Additionally, the government has issued guidance in place of, or in addition to, lockdown laws. As these are guidance and not law, whether a consumer is entitled to a refund will vary according to the specific circumstances.

For example, if a package holiday is cancelled in light of Foreign and Commonwealth Office advice against travel to the relevant country, there are specific protections which mean that consumers should be entitled to a full refund.

In other situations, it will not always be the case that a full refund is due because government guidance does not create legal restrictions and will not necessarily mean that a contract cannot be performed.

The CMA has also written to certain package travel companies involved in group trips to explain its view on when customers should be offered a refund.

This follows complaints about some package travel organisers advising customers that they are not entitled to a refund as their contract was between the company and a group, such as a school, rather than made directly with the customer. It is the CMA’s view that the Package Travel Regulations apply to these group travel packages, and that individual customers should be entitled to a refund if they have paid money in advance for a group trip that is cancelled because of the pandemic.

The CMA’s statement on consumer protection law, setting out its views, is designed to help consumers understand their rights and to help businesses treat their customers fairly. Ultimately only a court can decide how the law applies in each circumstance.

Witnessing wills remotely

A statutory instrument will be issued September 2020 that will legitimise the witnessing of wills by video conferencing methods. This extension to the witness process will apply from 31 January 2020 for two years.

The new law will amend the Wills Act 1837 to stipulate that where wills must be signed in the ‘presence’ of at least two witnesses, their presence can be either physical or virtual.

An increasing number of people have sought to make wills during the COVID-19 pandemic, but for people shielding or self-isolating it is extremely challenging to follow the normal legalities of making a will – namely it being witnessed by two people.

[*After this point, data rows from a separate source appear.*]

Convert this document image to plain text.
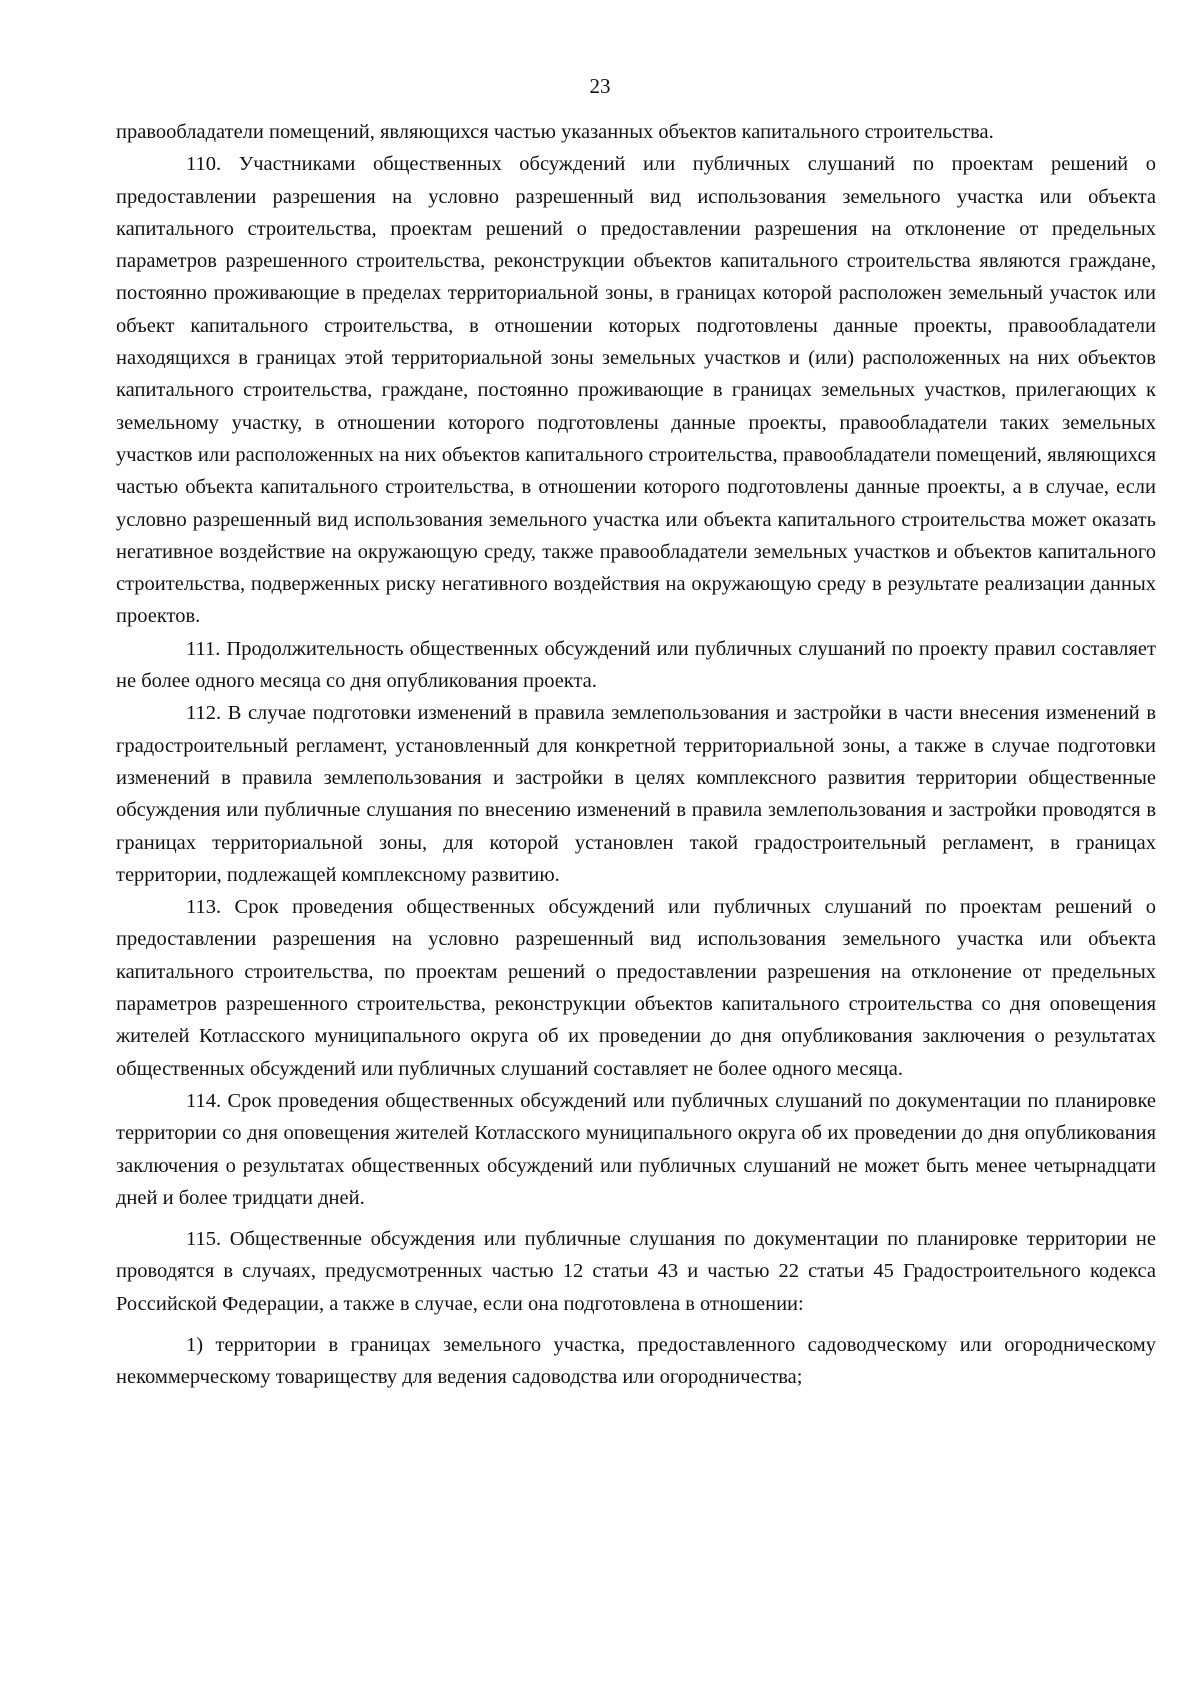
23

правообладатели помещений, являющихся частью указанных объектов капитального строительства.

110. Участниками общественных обсуждений или публичных слушаний по проектам решений о предоставлении разрешения на условно разрешенный вид использования земельного участка или объекта капитального строительства, проектам решений о предоставлении разрешения на отклонение от предельных параметров разрешенного строительства, реконструкции объектов капитального строительства являются граждане, постоянно проживающие в пределах территориальной зоны, в границах которой расположен земельный участок или объект капитального строительства, в отношении которых подготовлены данные проекты, правообладатели находящихся в границах этой территориальной зоны земельных участков и (или) расположенных на них объектов капитального строительства, граждане, постоянно проживающие в границах земельных участков, прилегающих к земельному участку, в отношении которого подготовлены данные проекты, правообладатели таких земельных участков или расположенных на них объектов капитального строительства, правообладатели помещений, являющихся частью объекта капитального строительства, в отношении которого подготовлены данные проекты, а в случае, если условно разрешенный вид использования земельного участка или объекта капитального строительства может оказать негативное воздействие на окружающую среду, также правообладатели земельных участков и объектов капитального строительства, подверженных риску негативного воздействия на окружающую среду в результате реализации данных проектов.

111. Продолжительность общественных обсуждений или публичных слушаний по проекту правил составляет не более одного месяца со дня опубликования проекта.

112. В случае подготовки изменений в правила землепользования и застройки в части внесения изменений в градостроительный регламент, установленный для конкретной территориальной зоны, а также в случае подготовки изменений в правила землепользования и застройки в целях комплексного развития территории общественные обсуждения или публичные слушания по внесению изменений в правила землепользования и застройки проводятся в границах территориальной зоны, для которой установлен такой градостроительный регламент, в границах территории, подлежащей комплексному развитию.

113. Срок проведения общественных обсуждений или публичных слушаний по проектам решений о предоставлении разрешения на условно разрешенный вид использования земельного участка или объекта капитального строительства, по проектам решений о предоставлении разрешения на отклонение от предельных параметров разрешенного строительства, реконструкции объектов капитального строительства со дня оповещения жителей Котласского муниципального округа об их проведении до дня опубликования заключения о результатах общественных обсуждений или публичных слушаний составляет не более одного месяца.

114. Срок проведения общественных обсуждений или публичных слушаний по документации по планировке территории со дня оповещения жителей Котласского муниципального округа об их проведении до дня опубликования заключения о результатах общественных обсуждений или публичных слушаний не может быть менее четырнадцати дней и более тридцати дней.

115. Общественные обсуждения или публичные слушания по документации по планировке территории не проводятся в случаях, предусмотренных частью 12 статьи 43 и частью 22 статьи 45 Градостроительного кодекса Российской Федерации, а также в случае, если она подготовлена в отношении:

1) территории в границах земельного участка, предоставленного садоводческому или огородническому некоммерческому товариществу для ведения садоводства или огородничества;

To reflect this, the will-maker could use the following example phrase:

‘I first name, surname, wish to make a will of my own free will and sign it here before these witnesses, who are witnessing me doing this remotely’.

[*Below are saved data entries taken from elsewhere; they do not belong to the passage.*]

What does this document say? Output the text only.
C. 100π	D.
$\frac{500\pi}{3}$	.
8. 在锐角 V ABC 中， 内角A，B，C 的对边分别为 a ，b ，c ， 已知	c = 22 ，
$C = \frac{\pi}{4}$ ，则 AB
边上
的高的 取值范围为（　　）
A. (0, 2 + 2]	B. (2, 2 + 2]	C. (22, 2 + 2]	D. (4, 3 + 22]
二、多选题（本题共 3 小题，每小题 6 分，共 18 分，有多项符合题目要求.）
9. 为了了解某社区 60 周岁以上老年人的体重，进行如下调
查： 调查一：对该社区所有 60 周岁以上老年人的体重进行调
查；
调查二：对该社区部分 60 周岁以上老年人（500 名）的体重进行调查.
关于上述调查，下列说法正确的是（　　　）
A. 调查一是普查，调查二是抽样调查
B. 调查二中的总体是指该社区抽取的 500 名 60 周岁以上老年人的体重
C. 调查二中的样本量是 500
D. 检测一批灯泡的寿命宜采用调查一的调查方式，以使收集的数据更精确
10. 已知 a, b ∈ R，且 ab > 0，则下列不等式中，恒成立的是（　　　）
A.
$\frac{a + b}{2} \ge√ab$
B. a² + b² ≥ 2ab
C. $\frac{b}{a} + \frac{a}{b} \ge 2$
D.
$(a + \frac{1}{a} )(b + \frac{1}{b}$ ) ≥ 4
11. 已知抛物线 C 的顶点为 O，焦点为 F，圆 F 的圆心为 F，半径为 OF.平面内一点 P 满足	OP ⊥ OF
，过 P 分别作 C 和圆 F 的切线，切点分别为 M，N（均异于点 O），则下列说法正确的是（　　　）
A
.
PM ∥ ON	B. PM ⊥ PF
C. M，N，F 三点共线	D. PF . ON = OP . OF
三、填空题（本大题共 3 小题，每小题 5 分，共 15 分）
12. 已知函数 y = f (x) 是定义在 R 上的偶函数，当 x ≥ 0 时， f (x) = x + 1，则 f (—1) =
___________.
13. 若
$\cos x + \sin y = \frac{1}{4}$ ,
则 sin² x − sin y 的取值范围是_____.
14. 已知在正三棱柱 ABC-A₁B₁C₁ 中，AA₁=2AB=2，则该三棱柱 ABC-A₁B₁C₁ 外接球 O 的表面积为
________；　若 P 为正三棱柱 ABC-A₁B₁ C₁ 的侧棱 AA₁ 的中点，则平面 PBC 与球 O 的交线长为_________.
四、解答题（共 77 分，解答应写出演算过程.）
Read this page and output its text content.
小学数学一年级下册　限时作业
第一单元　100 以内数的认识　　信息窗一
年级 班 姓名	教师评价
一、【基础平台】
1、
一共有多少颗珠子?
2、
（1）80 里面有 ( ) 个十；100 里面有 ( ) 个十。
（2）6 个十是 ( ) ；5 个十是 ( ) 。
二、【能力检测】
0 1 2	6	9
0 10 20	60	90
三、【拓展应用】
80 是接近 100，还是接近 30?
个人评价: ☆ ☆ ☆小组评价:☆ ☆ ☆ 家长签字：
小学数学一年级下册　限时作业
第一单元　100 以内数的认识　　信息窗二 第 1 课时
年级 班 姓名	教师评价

Witnessing pre-recorded videos will not be permissible – the witnesses must see the will being signed in real-time. The person making the will must be acting with capacity and in the absence of undue influence. If possible, the whole video-signing and witnessing process should be recorded and the recording retained. This may assist a court in the event of a will being challenged – both in terms of whether the will was made in a legally valid way, but also to try and detect any indications of undue influence, fraud or lack of capacity.

Which video conferencing software?

The process of choosing a video conference solution for your practice can be a little hit and miss due to the variety of solutions on offer. Practitioners have adopted the use of web conferencing to:

  • Deal with staff matters
  • Organise client meetings
  • Organise partners’ meetings

In fact, much of the activity previously undertaken face to face is now accommodated by an old-fashioned telephone call – sometimes with a video link – or video conferencing software.

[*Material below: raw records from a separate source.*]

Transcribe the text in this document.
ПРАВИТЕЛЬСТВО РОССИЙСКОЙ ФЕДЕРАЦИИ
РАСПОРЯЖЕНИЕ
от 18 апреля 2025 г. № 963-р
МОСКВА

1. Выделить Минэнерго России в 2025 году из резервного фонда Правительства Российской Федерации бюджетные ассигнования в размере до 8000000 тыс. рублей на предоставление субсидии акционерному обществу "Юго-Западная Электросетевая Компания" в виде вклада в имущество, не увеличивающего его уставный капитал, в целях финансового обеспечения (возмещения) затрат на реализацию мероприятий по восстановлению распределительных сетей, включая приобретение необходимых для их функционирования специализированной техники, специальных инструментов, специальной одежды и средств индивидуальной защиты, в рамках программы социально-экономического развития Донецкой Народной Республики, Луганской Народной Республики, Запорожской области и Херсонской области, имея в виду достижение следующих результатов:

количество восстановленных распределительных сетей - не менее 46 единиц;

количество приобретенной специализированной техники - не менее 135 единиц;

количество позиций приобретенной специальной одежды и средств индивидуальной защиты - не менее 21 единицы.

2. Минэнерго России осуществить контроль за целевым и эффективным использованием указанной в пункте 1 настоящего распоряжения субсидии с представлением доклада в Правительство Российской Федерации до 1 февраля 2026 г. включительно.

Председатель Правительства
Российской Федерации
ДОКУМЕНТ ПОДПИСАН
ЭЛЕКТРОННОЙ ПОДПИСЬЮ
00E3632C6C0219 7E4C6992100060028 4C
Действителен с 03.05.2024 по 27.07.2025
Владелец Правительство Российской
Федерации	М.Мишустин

The problem is, there is a bewildering array of software to choose from.

Practitioners still looking for a solution could take a look at a recent report issued by Software Reviews that ranks alternatives based on specific criteria. Google “SoftwareReviews web conferencing”.

Or you could ask clients or IT contacts what they recommend.

Truthfully, the differences that seem to separate the leading brands are not that great and as long as the software you choose does the job, why change.

What is clear is that video conferencing is here to stay. It is doubtful that the present restrictions on face to face contact will be eased significantly any time soon.